Una parte di questa storia la racconta, e molto bene, un documentario appena presentato ai Dig awards di Riccione, The Choice, prodotto da unozerozerouno, che si concentra sull’opacità delle votazioni, sulle decisioni prese dall’alto e presentate come democrazia diretta, su come una società specializzata, tra le altre cose, in analisi del sentiment è nella posizione di decidere che direzione deve prendere un partito. Ma non è una storia nuova. L’hanno raccontata molto bene James Politi e Hannah Roberts sul Financial Times: «La sovrapposizione complessa delle funzioni pubbliche e private di Casaleggio sollevano questioni circa una mancanza di accountability e potenziali conflitti d’interesse dentro i Cinque Stelle. I loro critici si stanno chiedendo se sia giusto che un singolo individuo abbia un ruolo così importante senza avere una posizione ufficiale nel partito e mentre la sua azienda è così centrale per le attività dei Cinque Stelle» (l’articolo è del 2017, dunque i due giornalisti si riferivano a Davide Casaleggio, il figlio di Roberto succeduto al padre scomparso nel 2016).

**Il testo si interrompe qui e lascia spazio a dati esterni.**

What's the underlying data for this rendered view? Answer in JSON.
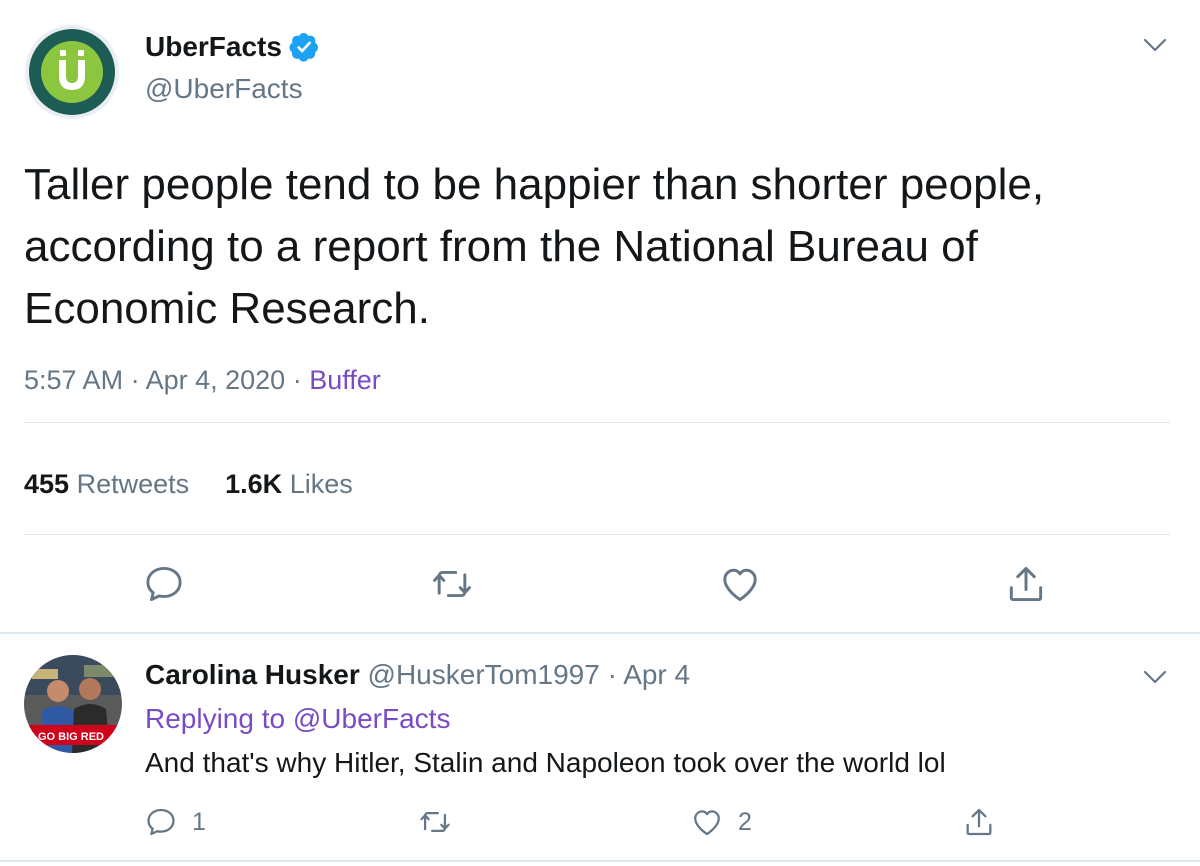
{
  "tweet": {
    "author": {
      "name": "UberFacts",
      "handle": "@UberFacts",
      "verified": true,
      "avatar_letter": "Ü"
    },
    "text": "Taller people tend to be happier than shorter people, according to a report from the National Bureau of Economic Research.",
    "time": "5:57 AM",
    "date": "Apr 4, 2020",
    "separator": "·",
    "source": "Buffer",
    "retweets_count": "455",
    "retweets_label": "Retweets",
    "likes_count": "1.6K",
    "likes_label": "Likes"
  },
  "reply": {
    "name": "Carolina Husker",
    "handle": "@HuskerTom1997",
    "separator": "·",
    "date": "Apr 4",
    "replying_label": "Replying to",
    "replying_handle": "@UberFacts",
    "text": "And that's why Hitler, Stalin and Napoleon took over the world lol",
    "reply_count": "1",
    "like_count": "2",
    "avatar_banner": "GO BIG RED"
  },
  "icons": {
    "reply": "reply-icon",
    "retweet": "retweet-icon",
    "like": "heart-icon",
    "share": "share-icon",
    "caret": "chevron-down-icon",
    "verified": "verified-badge-icon"
  },
  "colors": {
    "brand_green": "#8cc63f",
    "avatar_ring": "#1d5c55",
    "link": "#794bc4",
    "verified": "#1da1f2",
    "muted": "#657786",
    "divider": "#e1e8ed"
  }
}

La stessa storia, con un approccio e un’angolatura diversa, è stata raccontata anche da Jacopo Iacoboni nel libro L’Esperimento, uscito per Laterza quest’anno, la cui tesi principale è che il M5S sia nato da un esperimento di Casaleggio Senior. L’hanno raccontata in un altro libro, Supernova, Marco Canestrari e Nicola Biondo, rispettivamente un ex dipendente della Casaleggio e un giornalista (Canestrari è anche uno degli intervistati in The Choice, insieme a Fabio Chiusi, a David Puente, Philip Di Salvo e al “white hat hacker” Evariste Gal0is). L’ha raccontata, a più riprese, Luciano Capone del Foglio, che con il Casaleggio leak, la pubblicazione dello statuto dell’associazione Rousseau, ha dimostrato come Casaleggio jr «concentra nella sua persona tutti i ruoli dirigenziali e di vigilanza, senza alcuna divisione dei poteri, e in pieno conflitto d’interessi».

È una storia, si diceva, già raccontata ed è una storia grossa. Eppure. Eppure non ha colpito più di tanto: le denunce del Financial Times sono state accolte con poco più di un’alzata di spalle, il “Casaleggio Leak” non ha portato a conseguenze. Le domande, a questo punto, non riguardano più soltanto l’accountability del sistema Movimento-Rousseau-Casaleggio, ma lo stato dell’informazione e della politica: com’è possibile che il messaggio non sia arrivato? Forse, contrariamente a quanto non paia a me e ad altre persone nella mia bolla, non è una storia così forte. Forse invece il problema è il pubblico, che è anestetizzato, indifferente, visto che all’idea del partito-azienda ci aveva già abituato Berlusconi. Ma esiste anche una terza spiegazione: forse questa storia non era stata ancora raccontata nel modo giusto, toccando le corte giuste.

The Choice, il documentario, non aggiunge molto a quello già uscito sul Financial Times, nei libri di Canestrari e di Iacoboni (anche se la testimonianza di Evarist Gal0is è meravigliosa! E anche Philip Di Salvo è molto bravo). Però è un documentario fatto bene, godibile e appassionante (l’ho visto, in anteprima stampa, con un amico che si occupa di giornalismo televisivo e di documentari, ha detto che «si vede che è fatto in economia ma con idee buone») e, me lo auguro, la soluzione sta proprio lì. Recensendo The Choice, sempre sul Foglio, Daniele Raineri ha notato che «i giornali di carta in questi mesi si sono occupati dello stesso tema e hanno dato molti dettagli, ma se si tratta di raccontare la medesima storia con un format più efficace allora il confronto con un video è impari». Forse, davvero, è solo che questa storia l’abbiamo raccontata con il mezzo sbagliato.